Despite its flaws, risk adjustment is considered necessary in the healthcare industry. However, the healthcare experience also shows that risk adjustment methods are complex, often expensive and imperfect. For all these reasons, educators face significant challenges in creating risk adjustment models for widespread use.
The test-based liability system currently in use in California illustrates the full range of attitudes toward risk adjustment in the liability context. Other state liability systems are not as complex as the one in California, but many have risk adjustment features. The health care experience with risk adjustment offers little guidance regarding this dilemma.
When creating a risk adjustment model, the first step is to specify the desired outcome and how it will be measured. The teachers and administrators whose performance is being evaluated must have a reasonable understanding of the risk adjustment factors and their relationship to test scores so that the accountability and improvement system can be considered credible and accepted. This may require significant training for teachers and administrators on the evidence base underlying risk adjustment and the accountability system itself.
Organizations publish performance data based on the assumption that the information will lead to improvements in the quality of health care. Report cards and public access to performance data are relatively new to the healthcare industry. One of the first public releases of data occurred in the mid-1980s, when the Health Care Financing Administration (HCFA) publicly released hospital-specific mortality rates for Medicare patients.
After the release of HCFA, a number of states began releasing information on the performance of hospitals and health care providers. Today, both New York and Pennsylvania have websites that contain information that the public can access on a variety of health care issues. The Joint Commission on Accreditation of Health Care Organizations also has an accreditation process similar to the AKQC process.
JCAHO has developed professionally-based standards and evaluates health care organizations' adherence to these standards. However, two-thirds of hospital leaders in the study said they had made no changes in patient care in response to the health care report card. One justification for public reporting of data is that consumers will make more informed decisions about health care if they have more information about quality.

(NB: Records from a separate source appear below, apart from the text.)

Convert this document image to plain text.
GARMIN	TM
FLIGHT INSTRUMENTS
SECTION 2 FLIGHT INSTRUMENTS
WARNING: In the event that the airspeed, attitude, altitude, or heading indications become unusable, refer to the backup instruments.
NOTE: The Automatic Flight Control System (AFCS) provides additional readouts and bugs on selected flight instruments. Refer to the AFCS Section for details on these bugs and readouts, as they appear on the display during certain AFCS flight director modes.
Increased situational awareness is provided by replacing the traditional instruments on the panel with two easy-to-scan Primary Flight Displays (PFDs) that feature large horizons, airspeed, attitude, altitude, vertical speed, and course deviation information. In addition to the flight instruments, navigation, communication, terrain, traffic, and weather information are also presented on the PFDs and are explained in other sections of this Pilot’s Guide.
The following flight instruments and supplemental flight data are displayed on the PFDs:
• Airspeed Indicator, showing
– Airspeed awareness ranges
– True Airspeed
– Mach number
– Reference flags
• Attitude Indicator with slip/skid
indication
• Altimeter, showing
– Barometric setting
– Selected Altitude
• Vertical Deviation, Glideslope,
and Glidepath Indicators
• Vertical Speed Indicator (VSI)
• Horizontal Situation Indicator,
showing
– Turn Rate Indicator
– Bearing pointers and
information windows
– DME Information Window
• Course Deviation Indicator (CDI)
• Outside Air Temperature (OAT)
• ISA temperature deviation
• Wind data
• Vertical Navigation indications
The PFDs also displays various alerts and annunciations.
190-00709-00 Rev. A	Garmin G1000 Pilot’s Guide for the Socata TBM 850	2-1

Ironically, recent surveys have shown that most consumers do not use health care report cards (National Survey on Americans as Health Care Consumers, 2000; Epstein, 1998). Despite these concerns, the amount of health care system performance data released to the public continues to grow. In both healthcare and education, specially trained practitioners provide services to individuals to improve their quality of life.
The example of healthcare report cards shows that the public release of performance data can help drive improvements, through both internal and external pressure. Department of Health and Human Services, Public Health Service, Agency for Health Care Policy and Research, AHCPR Publication No. National Survey of Americans as Health Care Consumers: An Update on the Role of Quality Information.